Deputy Attorney General James Cole says fair law enforcement means correcting the mistakes of the past, including long prison terms for some drug offenders.

By Frances Burns
Attorney General Eric Holder UPI/Kevin Dietsch
Attorney General Eric Holder UPI/Kevin Dietsch | License Photo

WASHINGTON, April 23 (UPI) -- Non-violent offenders serving long drug sentences will be provided with lawyers to help them win clemency, the U.S. Justice Department said Wednesday.

At a news conference, Deputy Attorney General James Cole said those eligible for clemency will have to meet stringent requirements, including having served at least 10 years in prison. He said they must also have no records of violence before or after their convictions, have no ties to organized crime, must not have long criminal records, have good prison records and must be serving long prison terms that would likely be shorter under current guidelines.


In 2010, President Obama signed legislation eliminating the significantly longer sentences given those convicted of crimes involving crack cocaine.
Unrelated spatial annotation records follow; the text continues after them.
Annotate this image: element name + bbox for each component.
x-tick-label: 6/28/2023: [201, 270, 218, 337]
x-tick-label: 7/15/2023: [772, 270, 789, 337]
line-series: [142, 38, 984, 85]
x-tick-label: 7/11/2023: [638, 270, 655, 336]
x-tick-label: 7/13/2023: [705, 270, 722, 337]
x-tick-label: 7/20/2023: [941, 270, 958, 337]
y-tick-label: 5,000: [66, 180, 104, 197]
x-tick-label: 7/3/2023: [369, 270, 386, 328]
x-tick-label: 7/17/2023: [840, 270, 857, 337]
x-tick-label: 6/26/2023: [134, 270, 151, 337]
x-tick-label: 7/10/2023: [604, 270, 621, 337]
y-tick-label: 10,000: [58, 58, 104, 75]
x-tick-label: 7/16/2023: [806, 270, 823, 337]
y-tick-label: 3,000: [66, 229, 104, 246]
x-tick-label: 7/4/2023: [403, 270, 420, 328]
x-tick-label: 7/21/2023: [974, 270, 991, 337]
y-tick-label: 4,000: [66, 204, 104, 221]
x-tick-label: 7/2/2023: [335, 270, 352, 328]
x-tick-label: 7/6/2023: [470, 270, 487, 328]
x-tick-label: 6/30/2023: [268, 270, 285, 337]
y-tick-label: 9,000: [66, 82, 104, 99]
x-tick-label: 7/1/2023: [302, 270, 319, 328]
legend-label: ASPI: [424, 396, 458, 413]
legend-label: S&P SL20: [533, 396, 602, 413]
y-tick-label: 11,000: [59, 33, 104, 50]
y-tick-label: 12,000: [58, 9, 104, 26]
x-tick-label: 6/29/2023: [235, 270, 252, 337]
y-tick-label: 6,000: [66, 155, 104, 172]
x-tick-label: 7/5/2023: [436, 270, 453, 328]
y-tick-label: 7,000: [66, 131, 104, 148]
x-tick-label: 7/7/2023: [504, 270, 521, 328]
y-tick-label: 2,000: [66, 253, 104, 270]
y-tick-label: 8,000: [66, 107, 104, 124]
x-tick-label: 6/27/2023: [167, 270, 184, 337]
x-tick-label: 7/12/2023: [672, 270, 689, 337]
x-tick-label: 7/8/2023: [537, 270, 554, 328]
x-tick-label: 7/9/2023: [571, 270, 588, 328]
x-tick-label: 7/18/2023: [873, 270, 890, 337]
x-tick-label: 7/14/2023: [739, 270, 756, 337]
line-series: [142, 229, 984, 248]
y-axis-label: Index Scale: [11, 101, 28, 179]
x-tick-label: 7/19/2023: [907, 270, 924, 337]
Cole said the Clemency Initiative is not limited to inmates convicted of crack crimes, although one of its goals is to provide fair sentences to those sentenced under the old law.

"The fundamental American concept, equal justice under law, requires that our laws be enforced fairly -- and not just going forward, but it is equally important that we extend this fairness to those who are already serving prison sentences for their crimes," he said.


Cole said the administration plans to devote "significant time and resources" to identifying inmates eligible for clemency and ensuring their speedy release. He said all federal prison inmates will be notified for the program and those who apply and appear to meet the criteria will be given free legal counsel.

Attorney General Eric Holder said Monday that the 2010 Fair Sentencing Act was not enough: “There are still too many people in federal prison who were sentenced under the old regime -- and who, as a result, will have to spend far more time in prison than they would if sentenced today for exactly the same crime.”